Khairil Anwar,Yasman Syahrul, Herry Permana,dan Ricco Hanggara dalam kunjungan tersebut.Mereka memastikan bahwa pasien mendapatkan penanganan yang baik,mulai dari terapi,perawatan harian, hingga persiapan pemulangan.Ricco Hanggara menyampaikan bahwa BPJS Kesehatan memiliki sistem layanan yang aktif setiap hari, baik harian maupun mingguan.”Untuk program khusus di rumah sakit, BPJS Kesehatan pada dasarnya berfokus pada jaminan pembiayaan pelayanan kesehatan. Jadi,ketika ada masyarakat yang membutuhkan perawatan di rumah sakit,BPJS memastikan mereka dapat memperoleh jaminan pelayanan di rumah sakit yang ada di provinsi,”ujar Ricco Hanggara.
Kunjungan tersebut berlangsung di RSKJ Soeprapto Provinsi Bengkulu.pada Senin (30/3/26).
Herry Permana menegaskan bahwa pasien dipastikan mendapatkan perawatan yang layak dan manusiawi sebelum dipulangkan kepada keluarga. “Kami memastikan pasien sebelum dipulangkan sudah dalam kondisi rapi, sudah mandi, rambut disisir, keramas, dan kebutuhan lainnya terpenuhi. Sejak dahulu, kami dianjurkan untuk memanusiakan manusia. Kini, pasien tidak lagi dipasung atau dikurung seperti dulu,” ujar Herry Permana.
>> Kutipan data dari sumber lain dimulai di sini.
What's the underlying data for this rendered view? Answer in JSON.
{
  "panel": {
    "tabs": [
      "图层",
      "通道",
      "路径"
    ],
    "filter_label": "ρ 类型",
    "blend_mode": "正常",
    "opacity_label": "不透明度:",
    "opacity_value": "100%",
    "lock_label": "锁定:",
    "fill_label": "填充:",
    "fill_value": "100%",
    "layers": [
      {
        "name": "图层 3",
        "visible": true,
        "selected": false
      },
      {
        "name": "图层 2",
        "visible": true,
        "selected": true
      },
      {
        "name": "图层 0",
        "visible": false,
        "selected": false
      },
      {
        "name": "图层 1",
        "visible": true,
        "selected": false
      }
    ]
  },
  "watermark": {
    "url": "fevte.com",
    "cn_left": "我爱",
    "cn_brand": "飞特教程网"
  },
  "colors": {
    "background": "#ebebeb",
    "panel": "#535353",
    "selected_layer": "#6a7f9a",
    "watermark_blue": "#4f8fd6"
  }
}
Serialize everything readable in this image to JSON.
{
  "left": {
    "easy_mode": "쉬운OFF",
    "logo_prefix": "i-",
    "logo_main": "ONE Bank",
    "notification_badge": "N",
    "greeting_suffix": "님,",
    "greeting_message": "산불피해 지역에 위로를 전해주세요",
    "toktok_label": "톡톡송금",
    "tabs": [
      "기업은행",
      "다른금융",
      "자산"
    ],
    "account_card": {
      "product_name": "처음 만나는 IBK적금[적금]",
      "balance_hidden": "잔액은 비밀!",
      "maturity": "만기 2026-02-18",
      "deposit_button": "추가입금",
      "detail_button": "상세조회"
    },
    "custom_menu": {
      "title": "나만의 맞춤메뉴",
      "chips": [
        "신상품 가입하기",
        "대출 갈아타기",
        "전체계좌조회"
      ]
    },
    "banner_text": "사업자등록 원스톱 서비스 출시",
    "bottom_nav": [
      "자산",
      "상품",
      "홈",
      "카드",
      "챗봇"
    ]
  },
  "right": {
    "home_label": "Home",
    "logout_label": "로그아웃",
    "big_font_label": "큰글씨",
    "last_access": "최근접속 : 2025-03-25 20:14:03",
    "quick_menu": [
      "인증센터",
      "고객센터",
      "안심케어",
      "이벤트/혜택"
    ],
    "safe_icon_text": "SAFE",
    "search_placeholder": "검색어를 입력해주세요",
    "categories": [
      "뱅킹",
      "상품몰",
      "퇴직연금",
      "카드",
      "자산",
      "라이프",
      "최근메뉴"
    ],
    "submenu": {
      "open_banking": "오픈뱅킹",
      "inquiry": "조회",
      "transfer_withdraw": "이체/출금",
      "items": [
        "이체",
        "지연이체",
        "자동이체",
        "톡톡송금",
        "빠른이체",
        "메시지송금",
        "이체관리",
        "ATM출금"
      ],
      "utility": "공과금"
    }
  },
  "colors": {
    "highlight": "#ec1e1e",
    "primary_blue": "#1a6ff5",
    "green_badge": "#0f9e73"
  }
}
RSKJ Soeprapto penting karena memberikan pelayanan kesehatan jiwa yang optimal kepada masyarakat. Rumah sakit ini juga memberikan pelatihan keterampilan bagi pasien yang akan dipulangkan, seperti bercocok tanam, membuat minuman herbal, menjahit, dan kerajinan tangan. “Pasien yang akan dipulangkan tidak hanya diobati, tetapi juga diberikan keterampilan agar setelah kembali ke masyarakat mereka bisa membantu dan tidak menjadi beban keluarga,” kata Yasman Syahrul.
Dengandemikian, pemerintah mengimbau masyarakat agar tidak memasung atau mengucilkan pasien dengan gangguan jiwa. Dukungan keluarga dan lingkungan sangat penting agar pasien dapat pulih dan kembali diterima di tengah masyarakat. “Jangan dikucilkan. Jika mereka dikucilkan, justru dapat membuat kondisi mereka kembali memburuk. Dukungan keluarga dan lingkungan sangat penting agar pasien bisa pulih dan kembali diterima di masyarakat,” tutup Khairil Anwar.